The report believes that keeping these machines running will create massive commercial opportunities. The report lists dozens of potential service categories running parallel to new machine sales, including:

Hardware: Sensor telemetry and calibration, sensor replacement, chip replacement, actuator replacement, complete joint degree of freedom (DOF) replacement, battery replacement, hardware upgrades and customizationSoftware and Security: Software updates, network security, cloud network coordination, autonomous strategy verificationEnergy and Infrastructure: Wireless energy transfer, charging infrastructure, logistics and infrastructure constructionOperations and Management: Predictive maintenance, training services and continued education, cleaning and sanitation servicesFinance and Legal: Financing and insurance, trade-in, certified pre-owned robots (CPO), robot liability/legal services, regulatory compliance and safety certificationEmerging Services: Humanoid robot clothing/fashion, human-machine relationship and resource management, safety and emergency services, scrapping and recycling/environmental protection services

This list itself constitutes a complete investment map of the robot after-sales service market.

Car Dealership Model Reveals Profit Logic

To quantify the potential value of the downstream market, Morgan Stanley broke down the revenue structure of six listed franchise car dealers in the United States.

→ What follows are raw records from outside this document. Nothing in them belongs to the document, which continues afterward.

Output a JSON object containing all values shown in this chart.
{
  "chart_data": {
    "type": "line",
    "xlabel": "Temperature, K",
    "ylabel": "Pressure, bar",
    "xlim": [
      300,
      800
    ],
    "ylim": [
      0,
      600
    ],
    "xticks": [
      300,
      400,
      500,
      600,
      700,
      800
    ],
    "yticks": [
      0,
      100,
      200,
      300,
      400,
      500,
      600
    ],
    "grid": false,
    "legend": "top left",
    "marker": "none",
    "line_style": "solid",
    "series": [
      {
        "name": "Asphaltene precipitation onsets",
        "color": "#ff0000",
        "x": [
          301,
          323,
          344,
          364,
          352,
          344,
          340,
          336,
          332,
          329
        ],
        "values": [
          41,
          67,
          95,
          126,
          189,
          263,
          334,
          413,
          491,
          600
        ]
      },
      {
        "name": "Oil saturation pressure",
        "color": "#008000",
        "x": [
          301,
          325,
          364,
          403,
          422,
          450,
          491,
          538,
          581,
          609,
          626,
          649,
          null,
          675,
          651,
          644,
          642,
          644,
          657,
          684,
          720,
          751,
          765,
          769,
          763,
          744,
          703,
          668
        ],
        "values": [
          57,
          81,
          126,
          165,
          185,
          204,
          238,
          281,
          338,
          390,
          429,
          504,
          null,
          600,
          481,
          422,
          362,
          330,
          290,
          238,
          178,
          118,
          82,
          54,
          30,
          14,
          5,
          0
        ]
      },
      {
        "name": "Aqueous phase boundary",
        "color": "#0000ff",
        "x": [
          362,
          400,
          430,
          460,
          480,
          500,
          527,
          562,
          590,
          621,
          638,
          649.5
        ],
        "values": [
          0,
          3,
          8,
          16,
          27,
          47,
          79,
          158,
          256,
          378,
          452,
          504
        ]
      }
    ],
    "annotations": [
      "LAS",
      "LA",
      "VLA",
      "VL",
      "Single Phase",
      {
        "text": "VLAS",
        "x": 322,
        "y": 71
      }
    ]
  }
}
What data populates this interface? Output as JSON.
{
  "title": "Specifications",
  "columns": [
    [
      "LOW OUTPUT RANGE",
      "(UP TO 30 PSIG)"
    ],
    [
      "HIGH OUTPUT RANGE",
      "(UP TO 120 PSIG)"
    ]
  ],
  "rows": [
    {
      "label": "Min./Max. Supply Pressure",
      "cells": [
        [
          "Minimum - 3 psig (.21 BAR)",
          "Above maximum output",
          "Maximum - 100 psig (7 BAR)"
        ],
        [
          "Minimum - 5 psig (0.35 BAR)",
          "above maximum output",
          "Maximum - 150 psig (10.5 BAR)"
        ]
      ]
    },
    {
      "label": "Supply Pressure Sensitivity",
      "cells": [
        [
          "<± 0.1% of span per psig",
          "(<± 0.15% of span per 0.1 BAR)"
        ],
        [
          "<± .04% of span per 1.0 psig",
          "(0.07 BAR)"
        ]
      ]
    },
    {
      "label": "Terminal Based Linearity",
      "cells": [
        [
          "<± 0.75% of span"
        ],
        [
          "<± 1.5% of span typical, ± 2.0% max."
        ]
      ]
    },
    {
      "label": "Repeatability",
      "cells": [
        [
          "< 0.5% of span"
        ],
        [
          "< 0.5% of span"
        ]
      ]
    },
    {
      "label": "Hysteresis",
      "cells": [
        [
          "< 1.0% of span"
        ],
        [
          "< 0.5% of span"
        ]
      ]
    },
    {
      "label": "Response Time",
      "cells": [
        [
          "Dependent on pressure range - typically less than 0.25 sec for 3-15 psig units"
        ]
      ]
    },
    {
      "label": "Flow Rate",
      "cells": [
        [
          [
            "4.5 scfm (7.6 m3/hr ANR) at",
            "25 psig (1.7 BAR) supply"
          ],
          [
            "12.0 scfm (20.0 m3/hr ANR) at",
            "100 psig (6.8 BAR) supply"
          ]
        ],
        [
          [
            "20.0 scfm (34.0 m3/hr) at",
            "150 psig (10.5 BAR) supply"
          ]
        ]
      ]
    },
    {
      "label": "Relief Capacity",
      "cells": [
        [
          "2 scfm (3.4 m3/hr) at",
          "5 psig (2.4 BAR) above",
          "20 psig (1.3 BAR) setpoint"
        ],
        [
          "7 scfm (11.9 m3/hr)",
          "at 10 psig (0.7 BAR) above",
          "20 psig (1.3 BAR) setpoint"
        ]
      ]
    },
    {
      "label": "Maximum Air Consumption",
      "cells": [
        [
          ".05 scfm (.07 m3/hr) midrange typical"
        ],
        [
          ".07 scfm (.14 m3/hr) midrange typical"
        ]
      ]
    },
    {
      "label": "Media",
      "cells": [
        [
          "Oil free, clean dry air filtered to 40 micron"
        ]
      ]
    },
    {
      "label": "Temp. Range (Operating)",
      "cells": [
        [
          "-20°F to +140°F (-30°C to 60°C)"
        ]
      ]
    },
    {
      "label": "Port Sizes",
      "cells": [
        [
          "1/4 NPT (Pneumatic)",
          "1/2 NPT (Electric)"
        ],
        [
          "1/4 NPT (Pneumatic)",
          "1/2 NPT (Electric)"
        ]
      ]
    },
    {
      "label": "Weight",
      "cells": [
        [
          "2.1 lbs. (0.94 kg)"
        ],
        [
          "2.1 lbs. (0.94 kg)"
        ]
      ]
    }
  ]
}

These six companies are AutoNation, Asbury Automotive, Group 1 Automotive, Lithia Motors, Penske Automotive, and Sonic Automotive.

Data show that new car sales account for about 50% of these dealerships' total revenue, seemingly the main business segment; however, in terms of gross profit, new car sales contribute only about 20% of the total gross profit.

This means that the profits generated by used cars, parts and services, financing and insurance in downstream sectors are about four times those of new car sales.

Measured by gross profit, parts and services account for about 32%, financing and insurance about 13%, used cars about 4%, and other businesses together about 4%.

While new car sales contribute nearly half of revenue, they only contribute about one-fifth of profit. The huge gap between income and profit clearly reveals the high value-add of downstream services.

If the above profit logic of car dealerships is applied to the robot industry, Morgan Stanley believes that after comprehensively considering downstream and adjacent businesses, the total revenue scale of the robot economy can reasonably be projected to expand by 2 to 3 times based on GROM's forecasts.